The dogs, chewing greenies, ignored her. The problem was that Golly wouldn't ignore them. Their scratched noses bore testimony to her relentless need for attention.

“When did you have time to make shepherd's pie?”

“I just slaved over this stove.” She giggled. “Lorraine brought it by. She'd made them for Shaker and me. Those two are getting along, but he's close-mouthed. They're inching toward each other, and, truth is, he's scared to death. The divorce took a big chunk out of him.”

“Always does.”

As they enjoyed their meal, Sister asked, “You don't speak of your first wife, your only wife, I assume.” When he nodded in affirmation, she continued. “That bad?”

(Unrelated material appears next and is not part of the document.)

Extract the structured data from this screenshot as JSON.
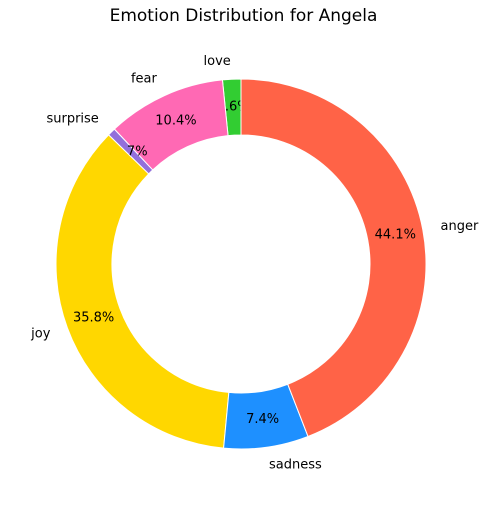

“No. Few romantic relationships can last a lifetime. We'd probably be better off with different people at different times in our lives. The person you marry changes. That can be good, but for me those changes were filled with resentment, anger, feelings of abandonment. Nothing too original.”

“Who changed?”

“We both did. The focus of our relationship was our children and my career. We lost sight of each other. Theresa and I get along better today than when we were married. We see each other once or twice a year, usually something involving our kids. I expect in the next few years, we'll be dealing with grandchildren.” He stopped for a moment. “I talk to her once a week. After the first year of the divorce was over, we both calmed down. I kept telling myself, even in the worst of it, ‘Whatever you saw in her in the beginning is still there.' And I went into therapy. That helped.”

“You did?”

“You didn't?”

“I foxhunt three times a week, and attend other hunts if I can. Does it for me. I figure things out. I may not use the same language a therapist does, but I really do figure things out.”

“You're smarter than I am.”

“Not at all. It takes a lot of courage, especially for a man, to ask for emotional help. Actually, I don't know if I could do it. Too big an ego.”